I am lonely. I am lonely. I am lonely.

Moaning Myrtle
3 min readJul 23, 2022

Last night I met Michael at the Shrine. He carried me across his lap for a while. It felt nice until I realised that his body was teeming with perspiration and I couldn't breathe. I told him I was leaving, that was it.

I also dreamt that I visited Kiki at her house. This is funny because Kiki doesn't have a personal space at the moment. The werey even had an inverter lol. Still, it is fun to dream.

I know enough about the Freudian interpretation of dreams to understand that my dreams were borne out of the groanings of my unconscious mind: I am lonely.

I am lonely. I am lonely. I am lonely.

Maybe if I keep saying it I would feel better. Of course, I won’t. But it is better than all the months I have spent living in pretence. I keep telling myself that I’ve got this. I have repeated Goodluck Jonathan’s mantra over and over again. This too shall pass, this too shall pass, this too shall pass.

Like Solange rightly said, “I’ve tried to work it away.” I have two jobs and that hasn't fixed anything. I've also tried to wank it away, but that only made me sadder. If I keep mentioning all the things I have done to dispel loneliness, I may just have to include a link to ‘Cranes in the Sky’.

It’s easier to talk about how I feel in my mind than to write it out. So far, I hate what I have written because it feels like a lame and watered-down version of how I truly feel.

My family members will find my talks about loneliness bizarre and even insulting. “Are we not more than enough for you?” is what I am going to hear. Sometimes I see my family as one big blob. We tend to move about together and sometimes it is hilarious; a group of seven people waddling in one direction.

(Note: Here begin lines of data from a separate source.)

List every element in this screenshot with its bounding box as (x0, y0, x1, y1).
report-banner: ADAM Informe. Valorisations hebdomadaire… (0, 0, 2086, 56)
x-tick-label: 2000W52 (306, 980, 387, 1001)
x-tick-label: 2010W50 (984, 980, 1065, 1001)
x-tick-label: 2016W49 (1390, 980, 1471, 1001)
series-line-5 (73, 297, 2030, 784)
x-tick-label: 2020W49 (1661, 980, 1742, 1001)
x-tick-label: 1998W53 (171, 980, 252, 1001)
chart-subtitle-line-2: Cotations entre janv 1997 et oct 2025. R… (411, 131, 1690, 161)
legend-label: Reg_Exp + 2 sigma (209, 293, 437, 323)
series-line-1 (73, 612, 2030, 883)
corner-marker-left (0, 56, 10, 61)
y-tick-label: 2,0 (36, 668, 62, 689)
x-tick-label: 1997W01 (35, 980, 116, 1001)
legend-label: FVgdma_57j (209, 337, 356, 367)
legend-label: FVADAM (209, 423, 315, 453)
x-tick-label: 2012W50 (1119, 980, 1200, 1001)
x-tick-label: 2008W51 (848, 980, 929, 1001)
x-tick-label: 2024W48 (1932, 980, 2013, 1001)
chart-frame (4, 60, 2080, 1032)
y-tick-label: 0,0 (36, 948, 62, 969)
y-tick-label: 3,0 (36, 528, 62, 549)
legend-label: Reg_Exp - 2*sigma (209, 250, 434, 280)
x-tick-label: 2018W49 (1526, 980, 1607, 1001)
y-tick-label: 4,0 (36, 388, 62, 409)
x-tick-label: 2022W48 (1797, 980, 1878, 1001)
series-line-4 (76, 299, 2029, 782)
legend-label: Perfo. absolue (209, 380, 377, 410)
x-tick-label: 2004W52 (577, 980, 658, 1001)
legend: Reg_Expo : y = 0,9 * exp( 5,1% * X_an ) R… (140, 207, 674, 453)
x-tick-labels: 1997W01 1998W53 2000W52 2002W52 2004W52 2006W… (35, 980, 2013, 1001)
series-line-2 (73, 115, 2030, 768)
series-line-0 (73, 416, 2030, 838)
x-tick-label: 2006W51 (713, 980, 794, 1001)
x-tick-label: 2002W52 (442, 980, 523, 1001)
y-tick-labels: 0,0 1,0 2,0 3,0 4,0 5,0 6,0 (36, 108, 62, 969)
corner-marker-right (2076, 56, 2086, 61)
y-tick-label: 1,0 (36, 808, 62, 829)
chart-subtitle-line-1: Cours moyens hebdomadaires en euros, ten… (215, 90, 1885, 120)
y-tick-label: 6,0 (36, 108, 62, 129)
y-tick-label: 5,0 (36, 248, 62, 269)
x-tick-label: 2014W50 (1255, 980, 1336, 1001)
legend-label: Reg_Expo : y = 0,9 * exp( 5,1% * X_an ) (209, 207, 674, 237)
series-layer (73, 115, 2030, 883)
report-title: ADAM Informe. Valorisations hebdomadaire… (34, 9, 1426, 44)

I blame my parents sometimes for my inability to easily make friends. When I was younger, I tried to sit with people my age at church services in the hopes that I would at least make a friend or two, seeing that they all moved together. But they would force us to sit together; a herald of unity and togetherness. Even I wouldn’t make friends with such an awkward individual.

I love my family members. Although they are good company, they are not my friends. So yes, maybe their presence provides a respite from the ugly feelings that encapsulate me; this is not enough.

Camila Cabello said, “I’m just looking for some real friends.” I think about this song critically right now and I realise that she may be addressing two concepts — fake friends and/or loneliness.

I don’t think I have fake friends. Rather, I need friends my age who live in the same city as I do.

I often quiet down my insane longing by reminding myself that I do not have the finances or freedom to handle friendships. Do I need another friendship where my story and my song is “I have no money”?

I miss all my friends but I miss Michael the most.

In February, as my departure from Lagos drew nigh, I started writing letters to Michael. I also started crying at night.

I’ve been gone for over 4 months and we have tried to make transitioning easy on both ends. We talk every day, we send each other funny tweets, we play iMessage games, and we have a shared playlist. This isn’t still enough for me. I have grown sadder with time. It is like the more coping mechanisms we adopt, the lonelier I get.

I am concerned about his welfare; a lot of sadness and despair can be shrouded under LMFAOOOOOO.

I’m just sad man and that shit hurts. I’d rather have pepper in my eyes than this(at least I can gauge when the fiery pain ends). I don’t know how to write it again. I miss him so much. Sometimes it makes me want to cry and heaven knows I hate tears. I am terribly sad.

Maybe this is just a phase. Maybe this too shall pass away, or not. Either way, I look forward to a peaceful divorce from this feeling.